Do you remember that incredible bassline in Joy Division's "Love Will Tear Us Apart," the one that sounds like a lead guitar, the one that sounds like the only thing stopping the song from hurtling into a void of self-destruction? That's Peter Hook, the man responsible for providing the rhythmic anchor in Joy Division, New Order, Revenge, Monaco and now the Light. The man's seen it all, heard it all, (probably taken it all), done it all, and lived to tell about it in a series of three excellent and wickedly funny memoirs. This year, the legendary musician is revisiting his back catalog with an incredibly ambitious gambit: playing the twin "greatest hits" albums of New Order and Joy Division (both called Substance) back to back for audiences.
Going into the interview, the Orlando Weekly was more than a little nervous due to Hook's infamous gruff-and-tough demeanor, but Peter was elated to talk about the legacies that he helped build, especially that of Joy Division. "It struck me that while I was in New Order, I never celebrated anything to do with Joy Division, none of us did. And when you're on the outside looking in, it seemed ridiculous to not celebrate Joy Division when they were getting bigger and bigger and bigger," he recalls. His recent tours with the Light have brought Joy Division's music live to a U.S. audience for the first time, and now New Order fans can hear their classic catalog in its purest form.

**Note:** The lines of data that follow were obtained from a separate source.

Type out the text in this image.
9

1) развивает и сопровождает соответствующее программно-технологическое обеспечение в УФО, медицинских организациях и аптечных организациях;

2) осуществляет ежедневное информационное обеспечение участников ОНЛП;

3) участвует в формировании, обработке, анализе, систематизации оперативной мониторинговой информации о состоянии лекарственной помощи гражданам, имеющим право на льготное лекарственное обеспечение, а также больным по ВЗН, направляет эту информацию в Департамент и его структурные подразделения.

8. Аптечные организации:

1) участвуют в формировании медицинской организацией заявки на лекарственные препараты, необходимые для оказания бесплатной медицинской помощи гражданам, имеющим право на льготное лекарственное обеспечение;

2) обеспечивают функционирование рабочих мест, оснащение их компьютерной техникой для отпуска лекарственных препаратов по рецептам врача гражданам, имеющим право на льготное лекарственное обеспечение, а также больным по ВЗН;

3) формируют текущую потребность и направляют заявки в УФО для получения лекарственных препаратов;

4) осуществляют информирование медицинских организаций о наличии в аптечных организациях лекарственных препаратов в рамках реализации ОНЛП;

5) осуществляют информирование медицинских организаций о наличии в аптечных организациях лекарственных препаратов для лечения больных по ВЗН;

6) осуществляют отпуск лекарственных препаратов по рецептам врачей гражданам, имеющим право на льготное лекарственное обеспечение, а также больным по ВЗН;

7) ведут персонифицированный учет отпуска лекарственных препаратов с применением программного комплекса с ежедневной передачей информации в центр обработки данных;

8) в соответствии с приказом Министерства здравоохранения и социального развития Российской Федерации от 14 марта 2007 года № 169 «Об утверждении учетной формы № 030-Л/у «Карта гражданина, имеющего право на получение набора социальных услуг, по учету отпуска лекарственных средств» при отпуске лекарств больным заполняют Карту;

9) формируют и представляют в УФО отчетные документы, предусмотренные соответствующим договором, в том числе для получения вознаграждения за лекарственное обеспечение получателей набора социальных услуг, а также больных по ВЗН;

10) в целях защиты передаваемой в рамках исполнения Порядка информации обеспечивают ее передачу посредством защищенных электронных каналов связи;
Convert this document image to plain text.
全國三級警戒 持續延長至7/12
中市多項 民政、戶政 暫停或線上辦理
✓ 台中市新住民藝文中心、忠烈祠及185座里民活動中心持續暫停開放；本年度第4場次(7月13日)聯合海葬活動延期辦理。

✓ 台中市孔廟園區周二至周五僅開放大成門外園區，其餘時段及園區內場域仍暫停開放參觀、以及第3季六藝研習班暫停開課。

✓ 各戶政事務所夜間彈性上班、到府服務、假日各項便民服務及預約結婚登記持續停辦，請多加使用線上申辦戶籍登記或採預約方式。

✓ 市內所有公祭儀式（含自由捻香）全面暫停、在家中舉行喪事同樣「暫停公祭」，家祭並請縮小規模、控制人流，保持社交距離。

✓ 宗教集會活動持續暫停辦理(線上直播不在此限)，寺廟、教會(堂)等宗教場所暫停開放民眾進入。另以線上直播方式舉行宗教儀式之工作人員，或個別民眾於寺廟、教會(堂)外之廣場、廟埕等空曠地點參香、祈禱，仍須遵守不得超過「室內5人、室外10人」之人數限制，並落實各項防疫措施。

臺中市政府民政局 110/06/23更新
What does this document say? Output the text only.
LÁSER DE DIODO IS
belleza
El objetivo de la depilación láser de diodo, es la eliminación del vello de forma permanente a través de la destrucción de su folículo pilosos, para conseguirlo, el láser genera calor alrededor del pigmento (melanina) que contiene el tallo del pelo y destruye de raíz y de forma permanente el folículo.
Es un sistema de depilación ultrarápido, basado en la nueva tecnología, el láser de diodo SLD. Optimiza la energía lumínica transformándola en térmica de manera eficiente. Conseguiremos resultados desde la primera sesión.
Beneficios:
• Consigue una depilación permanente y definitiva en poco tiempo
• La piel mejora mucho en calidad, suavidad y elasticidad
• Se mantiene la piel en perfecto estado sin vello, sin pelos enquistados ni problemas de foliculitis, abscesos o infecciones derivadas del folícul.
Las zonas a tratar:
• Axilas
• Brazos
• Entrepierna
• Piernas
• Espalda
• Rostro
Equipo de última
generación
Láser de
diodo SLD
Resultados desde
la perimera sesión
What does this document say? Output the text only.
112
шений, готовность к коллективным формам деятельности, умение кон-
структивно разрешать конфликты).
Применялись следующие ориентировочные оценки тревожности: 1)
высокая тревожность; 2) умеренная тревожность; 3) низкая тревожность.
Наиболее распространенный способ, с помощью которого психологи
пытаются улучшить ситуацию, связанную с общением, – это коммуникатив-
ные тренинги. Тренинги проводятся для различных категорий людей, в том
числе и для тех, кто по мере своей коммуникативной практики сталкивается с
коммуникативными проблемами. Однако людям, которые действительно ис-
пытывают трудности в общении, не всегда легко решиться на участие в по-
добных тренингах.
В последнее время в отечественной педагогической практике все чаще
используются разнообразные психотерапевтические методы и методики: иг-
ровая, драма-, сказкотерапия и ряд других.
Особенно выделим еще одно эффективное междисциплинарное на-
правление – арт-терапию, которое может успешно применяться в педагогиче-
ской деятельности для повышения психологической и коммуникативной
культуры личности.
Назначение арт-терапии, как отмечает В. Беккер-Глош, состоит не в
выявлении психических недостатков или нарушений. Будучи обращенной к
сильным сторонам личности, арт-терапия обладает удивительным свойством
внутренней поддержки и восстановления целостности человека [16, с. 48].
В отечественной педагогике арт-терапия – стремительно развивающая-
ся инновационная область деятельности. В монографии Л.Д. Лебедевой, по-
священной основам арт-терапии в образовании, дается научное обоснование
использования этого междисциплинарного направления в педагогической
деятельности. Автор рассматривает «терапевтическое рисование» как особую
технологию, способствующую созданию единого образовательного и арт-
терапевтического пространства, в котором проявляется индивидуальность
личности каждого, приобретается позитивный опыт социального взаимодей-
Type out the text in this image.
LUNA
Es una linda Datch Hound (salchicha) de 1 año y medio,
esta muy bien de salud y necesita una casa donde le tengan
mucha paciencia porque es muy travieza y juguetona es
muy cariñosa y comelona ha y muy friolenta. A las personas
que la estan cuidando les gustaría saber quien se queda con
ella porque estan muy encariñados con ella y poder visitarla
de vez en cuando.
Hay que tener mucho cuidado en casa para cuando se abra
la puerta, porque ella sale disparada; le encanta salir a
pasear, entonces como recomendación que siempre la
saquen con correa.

"We basically started playing remixes," he says of his last days in New Order. "I felt we had sort of veered away from our original concept, shall we say. So it's been nice to actually get my own way."
Any Joy Division or New Order fan knows just how important Peter's bass playing was to the sound of those groups; it was the beating, pulsing human heart at the center of their sound. "New Order's strength, in my opinion, was the counterpoint between the bass melody and the guitar melody," observes Hook. This became a point of contention in the band as he and lead vocalist Bernard Sumner struggled for creative control. This same struggle, once responsible for the dynamic spark in New Order songs like "Bizarre Love Triangle," culminated in Hook leaving New Order in 2007. Even now, it's still a sore point. "When I listen to them now, they sound like a watery version of New Order," Hook laments.
In November 2015, Peter sued his former bandmates, charging that he had been robbed of his share of the band's royalties. When asked if this had besmirched the legacy of the band, he responded, "Yes, it tainted it for me for a long time. Until I wrote the New Order book (Substance: Inside New Order), I was just convinced that everything about New Order was absolutely shit." But he says that after delving back into the band's past while writing, he realized the impact the band had on their audience.
"It's like any relationship, any love affair, any marriage. When it goes wrong it tends to dissatisfy, and the people left hurting the most are the children, or in our case, the fans."
And that, simply, is why Hook is on the road, night after night, playing these songs. Fans want to hear the music they love and Peter Hook, who finally can enjoy these songs again, is happy to oblige. "I mean really, the only thing that lasts, mate, is good music."